For students interested in becoming a leader in the military through the ROTC, contracts or scholarships are provided while they are enrolled at USU. Joshua Cruzan, a senior in Asian studies, became involved in the ROTC after he served active duty for the Air Force and was offered a scholarship through the ROTC.
“I was an air traffic controller, that was my full-time job,” Cruzan said. “You can do college on the side, but in the ROTC you are a student first. So, the leadership of the cadets, you know they are students too, they realize that you have to get good grades otherwise you don’t get degrees and if you don’t get degrees, you don’t get a commission.”

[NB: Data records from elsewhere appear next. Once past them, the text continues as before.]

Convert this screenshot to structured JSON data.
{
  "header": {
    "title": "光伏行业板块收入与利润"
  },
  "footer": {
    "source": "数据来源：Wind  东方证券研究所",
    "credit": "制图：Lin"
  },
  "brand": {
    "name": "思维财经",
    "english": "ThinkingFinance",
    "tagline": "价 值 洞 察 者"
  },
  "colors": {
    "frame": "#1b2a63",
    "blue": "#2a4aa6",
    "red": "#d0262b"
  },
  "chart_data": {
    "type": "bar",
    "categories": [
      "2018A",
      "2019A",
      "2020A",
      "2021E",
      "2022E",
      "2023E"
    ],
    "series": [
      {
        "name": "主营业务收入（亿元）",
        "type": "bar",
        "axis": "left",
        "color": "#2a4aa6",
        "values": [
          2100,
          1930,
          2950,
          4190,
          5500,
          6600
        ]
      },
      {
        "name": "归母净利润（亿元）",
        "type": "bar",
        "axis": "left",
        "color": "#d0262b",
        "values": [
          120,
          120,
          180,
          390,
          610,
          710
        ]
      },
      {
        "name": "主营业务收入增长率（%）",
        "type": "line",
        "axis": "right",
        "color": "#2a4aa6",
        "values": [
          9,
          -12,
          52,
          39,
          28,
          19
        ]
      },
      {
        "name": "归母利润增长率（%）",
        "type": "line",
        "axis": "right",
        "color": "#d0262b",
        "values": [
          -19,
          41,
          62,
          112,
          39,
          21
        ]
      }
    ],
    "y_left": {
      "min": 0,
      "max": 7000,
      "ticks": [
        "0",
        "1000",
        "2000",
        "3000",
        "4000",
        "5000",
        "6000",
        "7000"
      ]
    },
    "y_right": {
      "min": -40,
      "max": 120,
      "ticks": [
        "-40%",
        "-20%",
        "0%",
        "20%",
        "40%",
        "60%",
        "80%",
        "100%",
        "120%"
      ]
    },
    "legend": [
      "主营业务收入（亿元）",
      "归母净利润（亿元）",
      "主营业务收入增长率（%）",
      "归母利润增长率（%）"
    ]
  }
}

ROTC, split up into Air Force and Military categories, lists cadets in military science or air science as MS1 or AS100 for freshmen, MS2 or AS200 for sophomores, MS3 or AS300 for juniors, and MS4 or AS400 for seniors. Those with prior military experience such as Cruzan can enter the ROTC as a MS2 or AS200. This is because more responsibilities are given to those who are further in the ROTC program, or those who have more experience.
“Officers don’t take such a proactive role in training,” Carpenter said. “They sit back, organize and supervise. The MS4s are learning, ‘All right, this lab we are going down to Hyrum Dam, we are going to have zodiac boats — what do I need for that? We need life jackets, life rafts, paddles and ponchos. I need tape, I need all these things.’ You have to go about acquiring those, learning how to plan it and how you want it to go.”

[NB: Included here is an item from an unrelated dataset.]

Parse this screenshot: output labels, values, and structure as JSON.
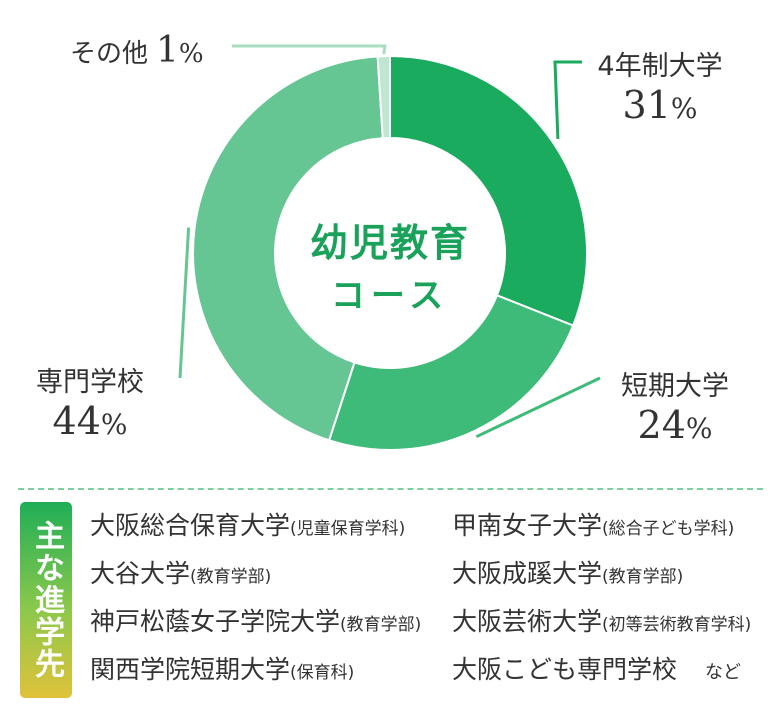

For those who are in the junior or senior year of the ROTC program, extracurricular leadership opportunities are also available. However, these opportunities are only available for students who have shown excellence in academics, field training and personal fitness. Sam VonNiederhausern, a senior in electrical engineering, had such an opportunity when he spent the summer in Alabama as a hand-to-hand combat instructor. But he said he had to work his way up to for such an opportunity.
“At the beginning of my time at the ROTC, my job was the water boy, basically,” VonNiederhausern said. “Now that I’m at the end of it, and one of my jobs is vice wing commander. You get to see the spectrum of an organization.”
Cadet commander and biochemistry senior Cole Finan said that the ROTC also contributes time to serve the community through the Student Nutrition Access Center. Created approximately four years ago, the SNAC pantry gives food to USU students in need. The ROTC contributes to this program by collecting extra food from the restaurants on USU campus. Their efforts help feed approximately 70 students a month, Finan said.
“When we first started, we were kind of skeptical of if it was really helping,” Finan said. “Then we found out it was helping so many people, we decided to keep doing it.”
While the ROTC promotes leadership skills and provides a variety of training experiences, the bonds made among students contributes to the experience Cruzan said.
“The awesome thing about the ROTC is we take cadets from all different backgrounds all different degrees and you come here and you are embraced,” Cruzan said. “That’s probably the best thing about ROTC, that no matter where you are from or your background, we will take you in and help you accomplish your goals.”